Before I dumped this approach I'd spent about 2 months off and on trying to debug various browsers to get the page to the point where it rendered and functioned more or less consistently, until I realized that Safari just didn't work, and it would never work as well as just using CSS to do the whole job.

Opera 6 doesn't have very good DOM support, or CSS support, despite rumours to the contrary, although it is a very fast browser. This is probably why Opera started all over with 7. And there are some fairly noticeable differences between 7.1 and 7.2 in terms of fixed bugs.

What you call working however is not what I call working, to me when a scrolling part of the page can be scrolled with a mousewheel on mouseover, which is standard behavior for basically all OS's out there on any window open in them, it's working. Did Mozilla get that working again? Firefix 0.8 didn't work last time I checked. MSIE windows only got that working in 5.5, Safari, Opera, and I think all the mozillas except firebird, have never had it working, and I think no Mac browser made supports that correctly.

Having to scroll the content manually is to me worse than having no scrolling and just having the page stretch as far as it needs, which will at least let the user scroll the browser window properly, that's definitely the case of a technology not ready for prime time, I test this yearly hoping the other browser programmers will finally get it right, but release after release fails (even IE 6 had some bugs that IE 5.5 didn't have when it came to some overflow:auto scrolling situations).

In terms of operating systems, this kind of poor performance puts overflow:auto at around the level of Windows 95 in terms of full functionality, maybe Windows 3.1.

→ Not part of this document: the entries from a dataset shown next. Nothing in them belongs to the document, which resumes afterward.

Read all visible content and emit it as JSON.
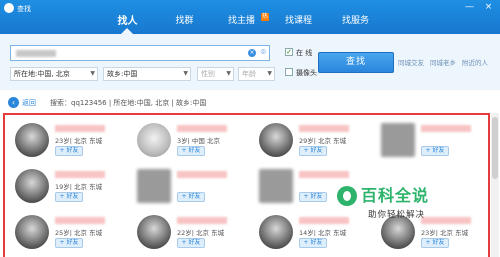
{
  "window": {
    "title": "查找",
    "controls": [
      "—",
      "×"
    ]
  },
  "tabs": [
    {
      "label": "找人",
      "active": true
    },
    {
      "label": "找群",
      "active": false
    },
    {
      "label": "找主播",
      "active": false,
      "badge": "热"
    },
    {
      "label": "找课程",
      "active": false
    },
    {
      "label": "找服务",
      "active": false
    }
  ],
  "search": {
    "online_label": "在 线",
    "online_checked": true,
    "camera_label": "摄像头",
    "camera_checked": false,
    "button_label": "查找",
    "links": [
      "同城交友",
      "同城老乡",
      "附近的人"
    ],
    "filters": {
      "location": "所在地:中国, 北京",
      "hometown": "故乡:中国",
      "gender": "性别",
      "age": "年龄"
    }
  },
  "breadcrumb": {
    "back_label": "返回",
    "prefix": "搜索：",
    "query": "qq123456",
    "location": "所在地:中国, 北京",
    "hometown": "故乡:中国"
  },
  "results": {
    "add_label": "+ 好友",
    "cards": [
      {
        "info": "23岁| 北京 东城"
      },
      {
        "info": "3岁| 中国 北京"
      },
      {
        "info": "29岁| 北京 东城"
      },
      {
        "info": ""
      },
      {
        "info": "19岁| 北京 东城"
      },
      {
        "info": ""
      },
      {
        "info": ""
      },
      {
        "info": ""
      },
      {
        "info": "25岁| 北京 东城"
      },
      {
        "info": "22岁| 北京 东城"
      },
      {
        "info": "14岁| 北京 东城"
      },
      {
        "info": "23岁| 北京 东城"
      }
    ]
  },
  "watermark": {
    "title": "百科全说",
    "subtitle": "助你轻松解决"
  }
}
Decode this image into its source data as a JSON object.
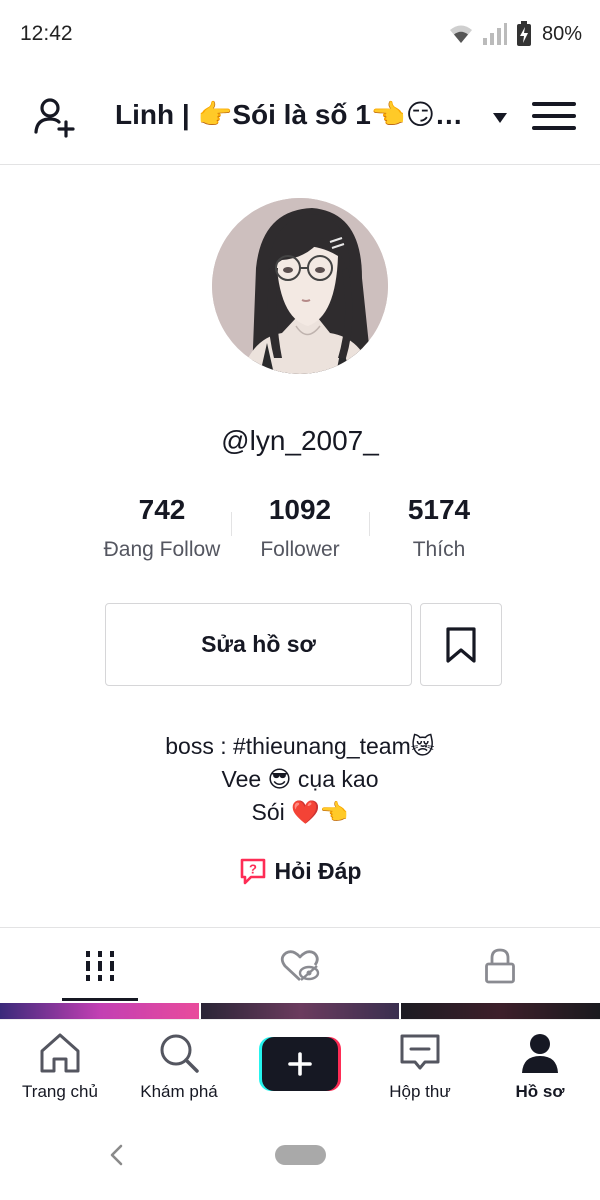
{
  "status_bar": {
    "time": "12:42",
    "battery": "80%"
  },
  "header": {
    "title": "Linh | 👉Sói là số 1👈😏…",
    "icons": [
      "add-user-icon",
      "caret-down-icon",
      "menu-icon"
    ]
  },
  "profile": {
    "username": "@lyn_2007_",
    "stats": [
      {
        "value": "742",
        "label": "Đang Follow"
      },
      {
        "value": "1092",
        "label": "Follower"
      },
      {
        "value": "5174",
        "label": "Thích"
      }
    ],
    "edit_label": "Sửa hồ sơ",
    "bio": [
      "boss : #thieunang_team😿",
      "Vee 😎 cụa kao",
      "Sói ❤️👈"
    ],
    "qa_label": "Hỏi Đáp"
  },
  "tabs": [
    "videos-grid-icon",
    "liked-hidden-icon",
    "lock-icon"
  ],
  "bottom_nav": {
    "items": [
      {
        "label": "Trang chủ",
        "icon": "home-icon"
      },
      {
        "label": "Khám phá",
        "icon": "search-icon"
      },
      {
        "label": "Hộp thư",
        "icon": "inbox-icon"
      },
      {
        "label": "Hồ sơ",
        "icon": "profile-icon"
      }
    ]
  },
  "colors": {
    "text": "#161823",
    "secondary": "#545660",
    "accent_red": "#fe2c55",
    "accent_cyan": "#25f4ee",
    "divider": "#e3e3e4"
  }
}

And that's not the only problem you'll see with overflow:auto, there are many others that you will find as you make a site, especially if you have a header element and content scrolling page with in scroll area navigation, like 'top' links.

When I compare this to using an iframe it's almost depressing how badly supported overflow is, I have to give MSIE 5.5-6 full credit, they are the only browser to offer more or less functioning support for this feature, although to make up for it they don't support position fixed at all, which all modern non msie browsers do, to some buggy degree or other.